Lang nou souse nan sous – Notre langue se ressource aux sources1,
une expérience d’écriture poétique en créole haïtien: esquisse réflexive2

Jean Durosier DESRIVIERES

 

 

 

 

 

 

Lang nou

Entendre l’écrit

La poésie de langue créole m’a d’abord séduit par la voix de Lobo3, grand diseur de textes haïtiens et étrangers. Cette poésie est arrivée à mon oreille par voie des ondes, frayant passage en mon âme au cours des années 90, en Haïti. Et depuis, je ne puis donc concevoir l’écriture de la poésie créole, voire de la poésie tout court, sans l’entendre. Je veux l’entendre encore davantage quand le prétexte ou l’intention qui précède le texte ouvre le chemin de l’écoute.
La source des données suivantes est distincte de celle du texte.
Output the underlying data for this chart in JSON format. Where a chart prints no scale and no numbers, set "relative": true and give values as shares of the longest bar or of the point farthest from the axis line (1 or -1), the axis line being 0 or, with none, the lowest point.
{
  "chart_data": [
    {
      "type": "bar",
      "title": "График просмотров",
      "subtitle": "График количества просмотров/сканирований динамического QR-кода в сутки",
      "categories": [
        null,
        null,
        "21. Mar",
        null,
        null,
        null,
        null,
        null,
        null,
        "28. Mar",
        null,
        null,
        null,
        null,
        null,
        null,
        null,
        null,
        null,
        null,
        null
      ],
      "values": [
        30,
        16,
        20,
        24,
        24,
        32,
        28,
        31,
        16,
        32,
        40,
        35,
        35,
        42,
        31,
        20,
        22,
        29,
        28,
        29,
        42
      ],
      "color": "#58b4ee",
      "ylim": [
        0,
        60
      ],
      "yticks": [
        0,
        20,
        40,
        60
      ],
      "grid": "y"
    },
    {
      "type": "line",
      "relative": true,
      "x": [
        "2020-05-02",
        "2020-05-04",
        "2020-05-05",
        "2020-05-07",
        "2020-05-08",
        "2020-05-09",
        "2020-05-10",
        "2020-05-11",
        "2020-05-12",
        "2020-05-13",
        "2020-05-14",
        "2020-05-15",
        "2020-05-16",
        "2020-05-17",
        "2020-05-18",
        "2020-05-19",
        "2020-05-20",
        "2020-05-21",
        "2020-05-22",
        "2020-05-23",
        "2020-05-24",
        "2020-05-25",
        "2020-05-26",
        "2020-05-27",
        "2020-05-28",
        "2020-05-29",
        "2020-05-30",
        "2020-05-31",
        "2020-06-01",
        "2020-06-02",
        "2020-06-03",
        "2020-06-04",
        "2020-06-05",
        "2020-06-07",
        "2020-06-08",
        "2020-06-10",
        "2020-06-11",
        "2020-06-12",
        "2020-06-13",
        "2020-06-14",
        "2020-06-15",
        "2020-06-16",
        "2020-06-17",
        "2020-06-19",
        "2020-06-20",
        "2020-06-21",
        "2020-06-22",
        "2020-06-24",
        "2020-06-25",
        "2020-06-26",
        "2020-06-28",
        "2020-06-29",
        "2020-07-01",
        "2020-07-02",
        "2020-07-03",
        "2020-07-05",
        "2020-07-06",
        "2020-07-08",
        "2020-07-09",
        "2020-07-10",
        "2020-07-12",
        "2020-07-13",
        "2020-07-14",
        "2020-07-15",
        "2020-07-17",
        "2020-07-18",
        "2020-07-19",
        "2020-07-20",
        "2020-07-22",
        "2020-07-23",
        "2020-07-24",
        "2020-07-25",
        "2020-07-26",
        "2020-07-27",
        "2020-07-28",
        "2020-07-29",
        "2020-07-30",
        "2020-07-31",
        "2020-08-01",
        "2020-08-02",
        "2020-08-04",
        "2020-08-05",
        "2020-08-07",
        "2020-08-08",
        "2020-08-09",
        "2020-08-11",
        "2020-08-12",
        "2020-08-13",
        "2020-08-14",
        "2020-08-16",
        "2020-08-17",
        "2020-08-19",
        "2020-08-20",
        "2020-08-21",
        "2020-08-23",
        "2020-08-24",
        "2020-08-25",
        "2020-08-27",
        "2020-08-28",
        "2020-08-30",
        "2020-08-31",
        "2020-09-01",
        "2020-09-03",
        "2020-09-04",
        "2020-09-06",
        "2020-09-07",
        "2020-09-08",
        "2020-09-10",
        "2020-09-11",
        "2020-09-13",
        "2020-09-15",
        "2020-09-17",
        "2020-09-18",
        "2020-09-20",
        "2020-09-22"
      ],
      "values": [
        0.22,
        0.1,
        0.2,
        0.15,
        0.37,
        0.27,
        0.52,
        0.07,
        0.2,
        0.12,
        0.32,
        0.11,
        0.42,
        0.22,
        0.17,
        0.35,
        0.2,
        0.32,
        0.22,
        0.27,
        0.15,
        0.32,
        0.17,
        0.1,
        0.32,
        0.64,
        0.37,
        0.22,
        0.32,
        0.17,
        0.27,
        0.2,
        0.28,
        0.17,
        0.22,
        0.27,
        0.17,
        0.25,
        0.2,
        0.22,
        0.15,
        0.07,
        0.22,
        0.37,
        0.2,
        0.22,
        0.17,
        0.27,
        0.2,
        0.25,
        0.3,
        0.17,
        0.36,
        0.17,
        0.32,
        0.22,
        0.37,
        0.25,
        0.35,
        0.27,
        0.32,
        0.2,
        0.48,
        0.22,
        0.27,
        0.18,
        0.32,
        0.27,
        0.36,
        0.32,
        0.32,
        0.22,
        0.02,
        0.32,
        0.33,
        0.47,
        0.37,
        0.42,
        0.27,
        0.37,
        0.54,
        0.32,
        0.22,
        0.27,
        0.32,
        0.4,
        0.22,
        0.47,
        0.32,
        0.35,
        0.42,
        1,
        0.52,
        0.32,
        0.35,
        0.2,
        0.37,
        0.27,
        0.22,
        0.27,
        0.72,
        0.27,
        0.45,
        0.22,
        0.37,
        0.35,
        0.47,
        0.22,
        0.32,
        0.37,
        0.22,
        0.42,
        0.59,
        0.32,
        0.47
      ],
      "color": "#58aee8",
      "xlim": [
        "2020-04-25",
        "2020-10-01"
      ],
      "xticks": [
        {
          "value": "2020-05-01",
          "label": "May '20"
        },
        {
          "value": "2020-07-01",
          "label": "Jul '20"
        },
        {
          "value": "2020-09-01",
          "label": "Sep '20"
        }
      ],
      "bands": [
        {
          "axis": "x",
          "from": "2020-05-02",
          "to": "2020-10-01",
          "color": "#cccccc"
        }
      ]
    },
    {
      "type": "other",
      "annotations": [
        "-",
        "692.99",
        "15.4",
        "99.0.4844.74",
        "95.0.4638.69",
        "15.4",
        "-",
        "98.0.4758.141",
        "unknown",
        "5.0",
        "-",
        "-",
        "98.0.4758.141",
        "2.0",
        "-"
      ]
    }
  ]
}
Des poèmes en créole, j’en ai lu dix mille et de divers poètes, sans aucun doute. Mais ceux de Georges – Georges Castera fils4 j’entends bien – reviennent plus souvent dans ma mémoire. L’aboutissement de l’aventure audacieuse menée par ce poète en est pour quelque chose: imposer indubitablement le poème créole comme fait littéraire sans faille, comme texte de création, écriture de l’imaginaire, limite d’un lyrisme singulier.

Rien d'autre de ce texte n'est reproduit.